С газетной заметкой получилось то же, что и с письмом: прочитала ее и раз, и два, и – ничего не поняла. То есть уразумела, конечно, что какой-то там Коля Шалин просит о чем-то районную газету, но зачем эту заметку сестра прислала ей? Она что – районная газета?!
В недоумении снова взяла конверт, потрясла его и вытрясла маленький листочек, на котором Дусиным почерком было написано: «Вот, Ася, а мы думали, что Коля тоже погиб на войне».
«Я-то нет? – спросила саму себя баба Ася. – Чего она, Дуся, выдумывает? Какие тут новости могут быть – спустя шестьдесят-то лет после войны? Все уже узнано, все выведано, все подтверждено бумагами и печатями. Да она своими глазами видела и читала похоронку, с которой к ним прибегала тетка Маруся: „Ваш сын, Шалин Николай Кузьмич, погиб смертью храбрых…“ Чего она, Дуся…»
Уже в третий раз принялась читать испещренную маленькими черными буковками вырезку из газеты. «После войны я изредка (изредка – потому что живу далеко) наведывался в родное село.
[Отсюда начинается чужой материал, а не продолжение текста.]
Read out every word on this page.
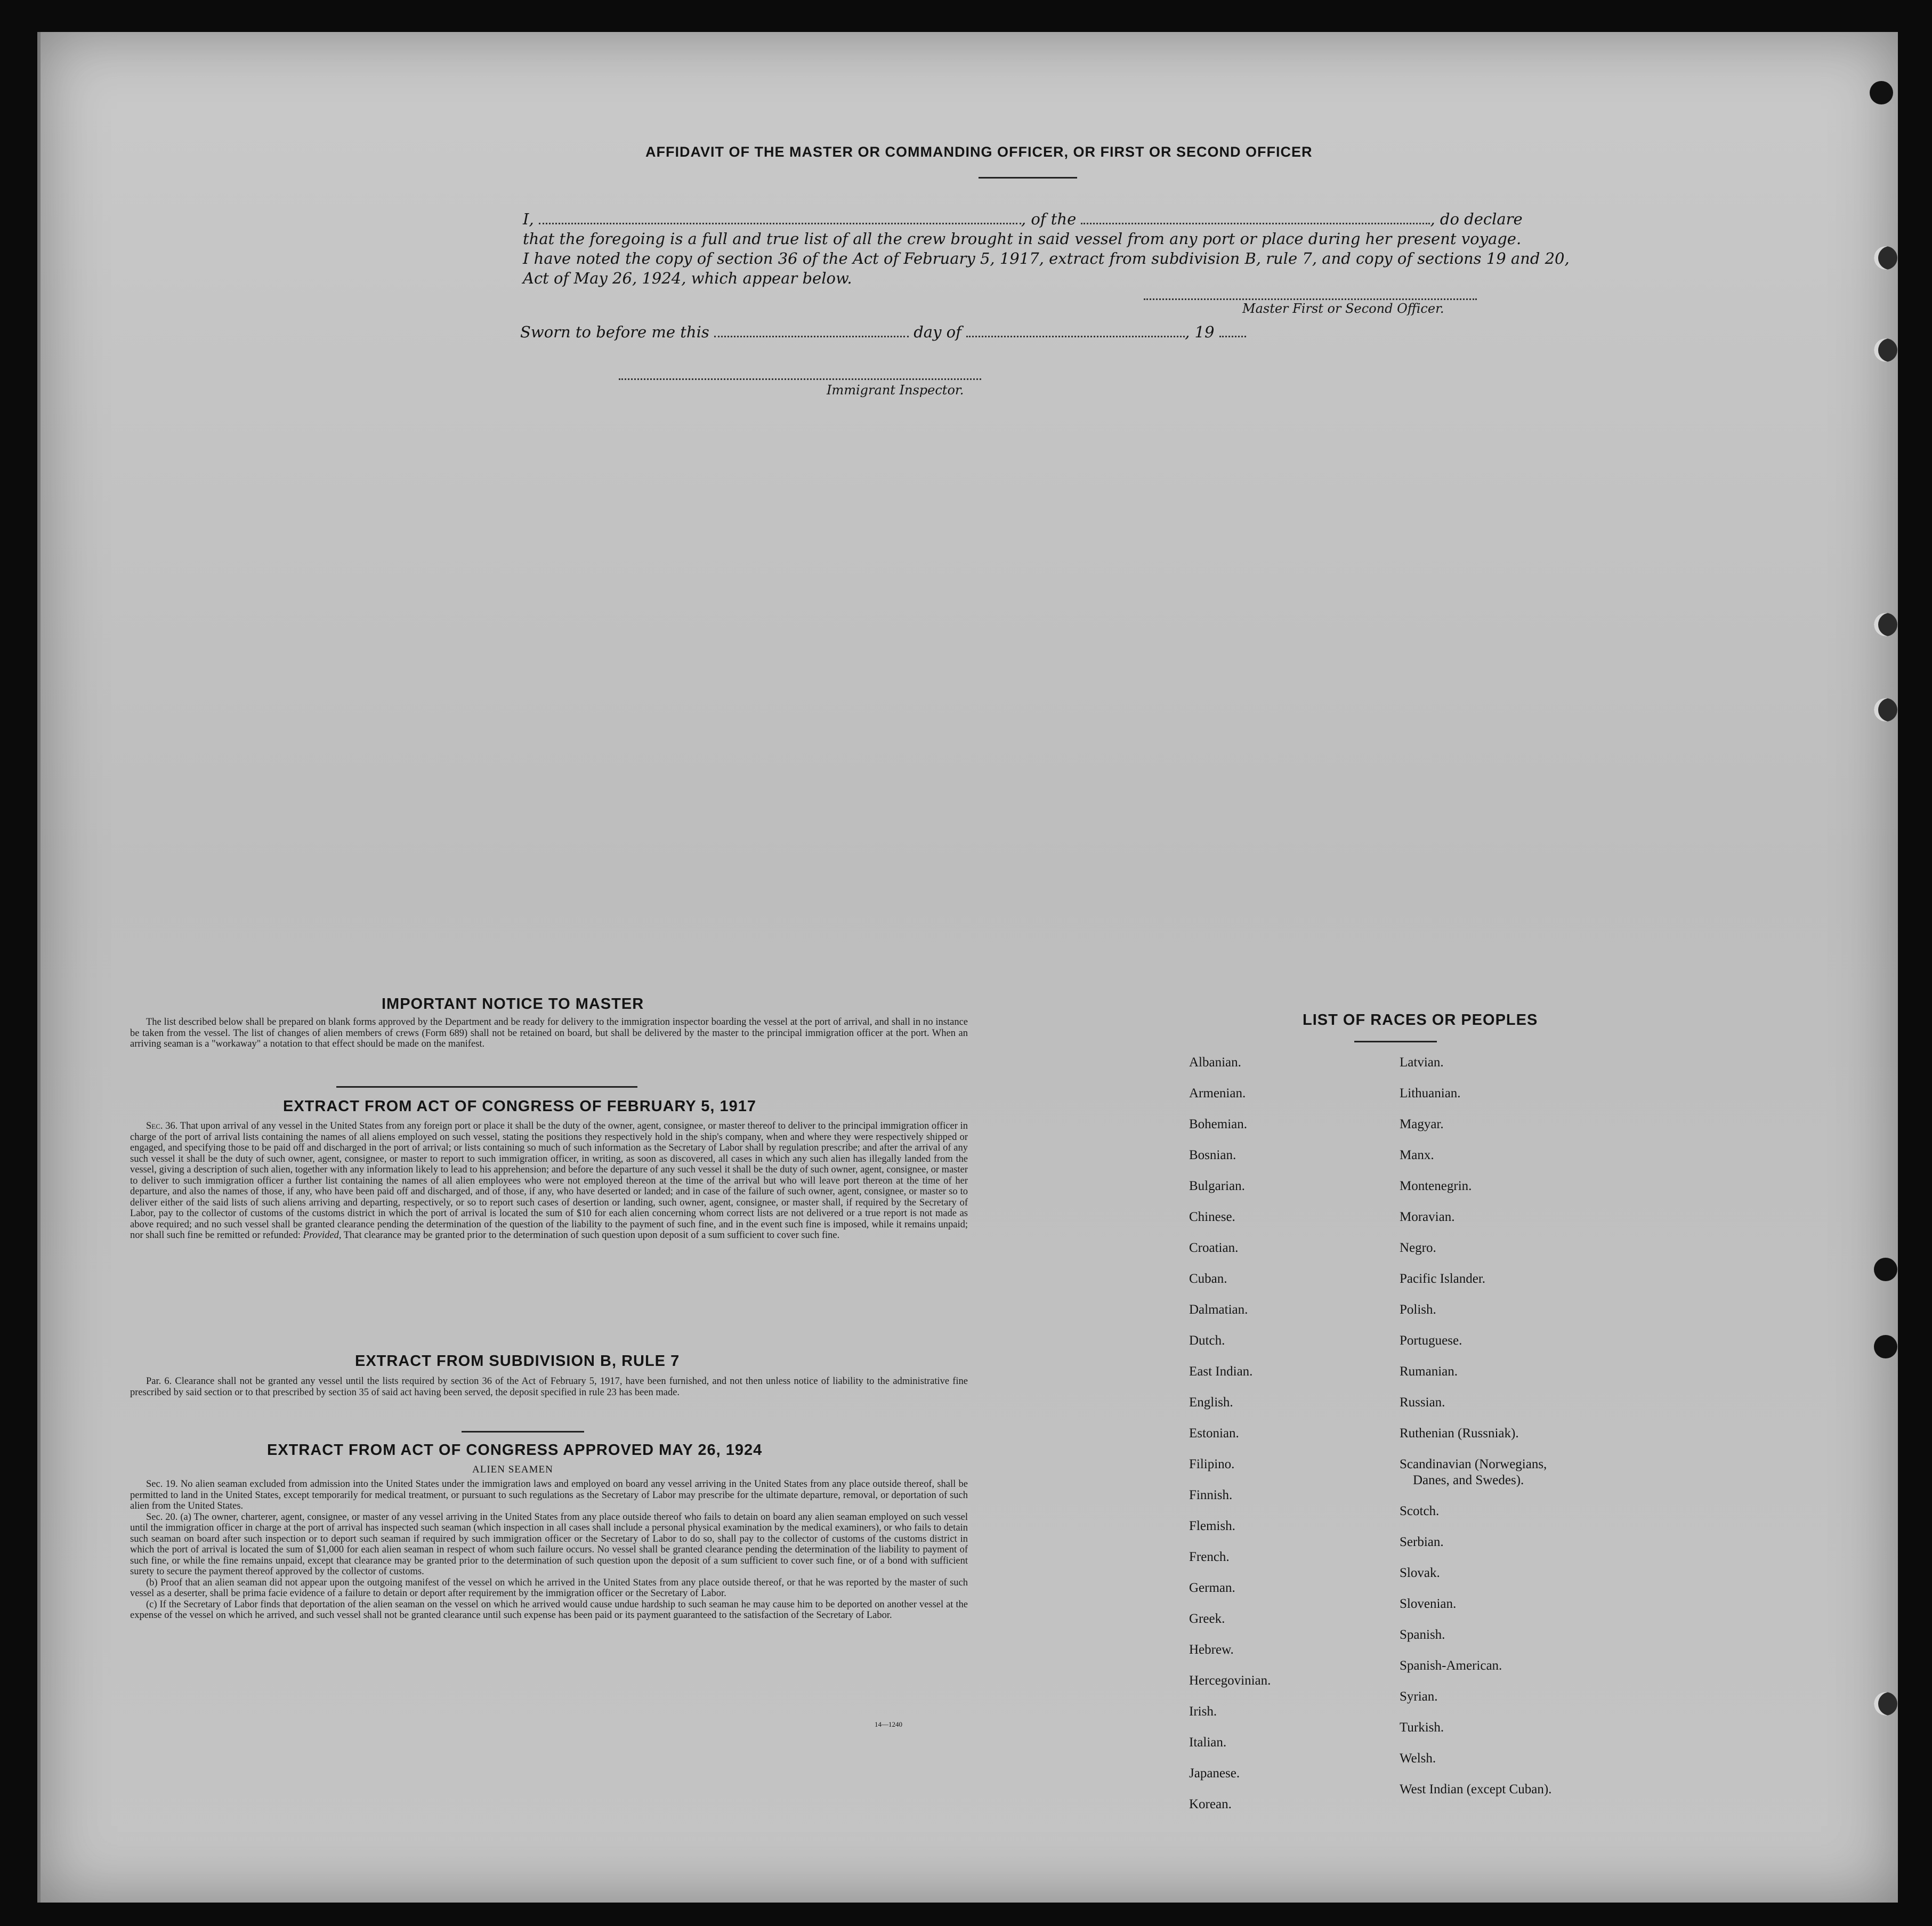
AFFIDAVIT OF THE MASTER OR COMMANDING OFFICER, OR FIRST OR SECOND OFFICER
I,	, of the	, do declare
that the foregoing is a full and true list of all the crew brought in said vessel from any port or place during her present voyage.
I have noted the copy of section 36 of the Act of February 5, 1917, extract from subdivision B, rule 7, and copy of sections 19 and 20,
Act of May 26, 1924, which appear below.
Master First or Second Officer.
Sworn to before me this	day of	, 19
Immigrant Inspector.
IMPORTANT NOTICE TO MASTER

The list described below shall be prepared on blank forms approved by the Department and be ready for delivery to the immigration inspector boarding the vessel at the port of arrival, and shall in no instance be taken from the vessel. The list of changes of alien members of crews (Form 689) shall not be retained on board, but shall be delivered by the master to the principal immigration officer at the port. When an arriving seaman is a "workaway" a notation to that effect should be made on the manifest.

EXTRACT FROM ACT OF CONGRESS OF FEBRUARY 5, 1917

Sec. 36. That upon arrival of any vessel in the United States from any foreign port or place it shall be the duty of the owner, agent, consignee, or master thereof to deliver to the principal immigration officer in charge of the port of arrival lists containing the names of all aliens employed on such vessel, stating the positions they respectively hold in the ship's company, when and where they were respectively shipped or engaged, and specifying those to be paid off and discharged in the port of arrival; or lists containing so much of such information as the Secretary of Labor shall by regulation prescribe; and after the arrival of any such vessel it shall be the duty of such owner, agent, consignee, or master to report to such immigration officer, in writing, as soon as discovered, all cases in which any such alien has illegally landed from the vessel, giving a description of such alien, together with any information likely to lead to his apprehension; and before the departure of any such vessel it shall be the duty of such owner, agent, consignee, or master to deliver to such immigration officer a further list containing the names of all alien employees who were not employed thereon at the time of the arrival but who will leave port thereon at the time of her departure, and also the names of those, if any, who have been paid off and discharged, and of those, if any, who have deserted or landed; and in case of the failure of such owner, agent, consignee, or master so to deliver either of the said lists of such aliens arriving and departing, respectively, or so to report such cases of desertion or landing, such owner, agent, consignee, or master shall, if required by the Secretary of Labor, pay to the collector of customs of the customs district in which the port of arrival is located the sum of $10 for each alien concerning whom correct lists are not delivered or a true report is not made as above required; and no such vessel shall be granted clearance pending the determination of the question of the liability to the payment of such fine, and in the event such fine is imposed, while it remains unpaid; nor shall such fine be remitted or refunded: Provided, That clearance may be granted prior to the determination of such question upon deposit of a sum sufficient to cover such fine.

EXTRACT FROM SUBDIVISION B, RULE 7

Par. 6. Clearance shall not be granted any vessel until the lists required by section 36 of the Act of February 5, 1917, have been furnished, and not then unless notice of liability to the administrative fine prescribed by said section or to that prescribed by section 35 of said act having been served, the deposit specified in rule 23 has been made.

EXTRACT FROM ACT OF CONGRESS APPROVED MAY 26, 1924
ALIEN SEAMEN

Sec. 19. No alien seaman excluded from admission into the United States under the immigration laws and employed on board any vessel arriving in the United States from any place outside thereof, shall be permitted to land in the United States, except temporarily for medical treatment, or pursuant to such regulations as the Secretary of Labor may prescribe for the ultimate departure, removal, or deportation of such alien from the United States.

Sec. 20. (a) The owner, charterer, agent, consignee, or master of any vessel arriving in the United States from any place outside thereof who fails to detain on board any alien seaman employed on such vessel until the immigration officer in charge at the port of arrival has inspected such seaman (which inspection in all cases shall include a personal physical examination by the medical examiners), or who fails to detain such seaman on board after such inspection or to deport such seaman if required by such immigration officer or the Secretary of Labor to do so, shall pay to the collector of customs of the customs district in which the port of arrival is located the sum of $1,000 for each alien seaman in respect of whom such failure occurs. No vessel shall be granted clearance pending the determination of the liability to payment of such fine, or while the fine remains unpaid, except that clearance may be granted prior to the determination of such question upon the deposit of a sum sufficient to cover such fine, or of a bond with sufficient surety to secure the payment thereof approved by the collector of customs.

(b) Proof that an alien seaman did not appear upon the outgoing manifest of the vessel on which he arrived in the United States from any place outside thereof, or that he was reported by the master of such vessel as a deserter, shall be prima facie evidence of a failure to detain or deport after requirement by the immigration officer or the Secretary of Labor.

(c) If the Secretary of Labor finds that deportation of the alien seaman on the vessel on which he arrived would cause undue hardship to such seaman he may cause him to be deported on another vessel at the expense of the vessel on which he arrived, and such vessel shall not be granted clearance until such expense has been paid or its payment guaranteed to the satisfaction of the Secretary of Labor.

14—1240
LIST OF RACES OR PEOPLES
Albanian.
Armenian.
Bohemian.
Bosnian.
Bulgarian.
Chinese.
Croatian.
Cuban.
Dalmatian.
Dutch.
East Indian.
English.
Estonian.
Filipino.
Finnish.
Flemish.
French.
German.
Greek.
Hebrew.
Hercegovinian.
Irish.
Italian.
Japanese.
Korean.
Latvian.
Lithuanian.
Magyar.
Manx.
Montenegrin.
Moravian.
Negro.
Pacific Islander.
Polish.
Portuguese.
Rumanian.
Russian.
Ruthenian (Russniak).
Scandinavian (Norwegians,
Danes, and Swedes).
Scotch.
Serbian.
Slovak.
Slovenian.
Spanish.
Spanish-American.
Syrian.
Turkish.
Welsh.
West Indian (except Cuban).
Но вот уж десяток с лишним лет, как сделать этого не могу: ноги слабы, и с сердцем нет сладу»…
Ноги, – ахнула Ася, – вы подумайте – тоже ноги! Кому, как не ей, понять эту беду, если она тоже второй год живет, как птица в клетке: ни до больницы, ни до магазина – никуда, никуда ее ноженьки уже не доносят!
Вот через ноги-то ей вдруг и стало все понятно. У нее болят, у него болят – это родовое. Родня они. И надо газетной заметке поверить: жив Коля. И зря они с Дусей, два старых опенка, считали, что война отняла у них всех: трех родных братьев и всех двоюродных и троюродных. Коля – троюродный братец – жив!
Целую ночь (спала, нет ли?) привыкала она к этой новости. А утром твердо решила: напишу-ка ему письмо!
Промаявшись в постели до шести часов (летнее солнышко уже вовсю било в окна), поднялась, стала налаживать утренний чай.
Да диво ли, что приехать не может? – в который раз спрашивала саму себя, кидая заварку в заварной чайник и накрывая его полотенцем. У нее самой все пути-дороженьки сейчас – от стола до дивана, от дивана – до газовой плиты. Письмо-то она Коле, конечно, напишет, а вот как отправит его? Как до почтового ящика доберется – с ее-то гнилыми ногами?..
Баба Ася сняла с заварного чайника полотенце, осторожно, тоненькой струйкой, налила в чашку заварки. Добавила кипятку. С такими ландринками, какие принесла вчера племянница Нина, дочь одинокой Дуси, пить чай одно удовольствие: сладенькие, пахучие. Они, конечно, и не ландринки вовсе – теперь так конфеты не называют, но уж больно похожи по вкусу на те, довоенные, которые продавались в сельмаге по большим праздникам: на Первомай, Октябрьские, ну еще к Новому году. Где теперь те праздники? Та жизнь? Все за окном другое, все поменялось.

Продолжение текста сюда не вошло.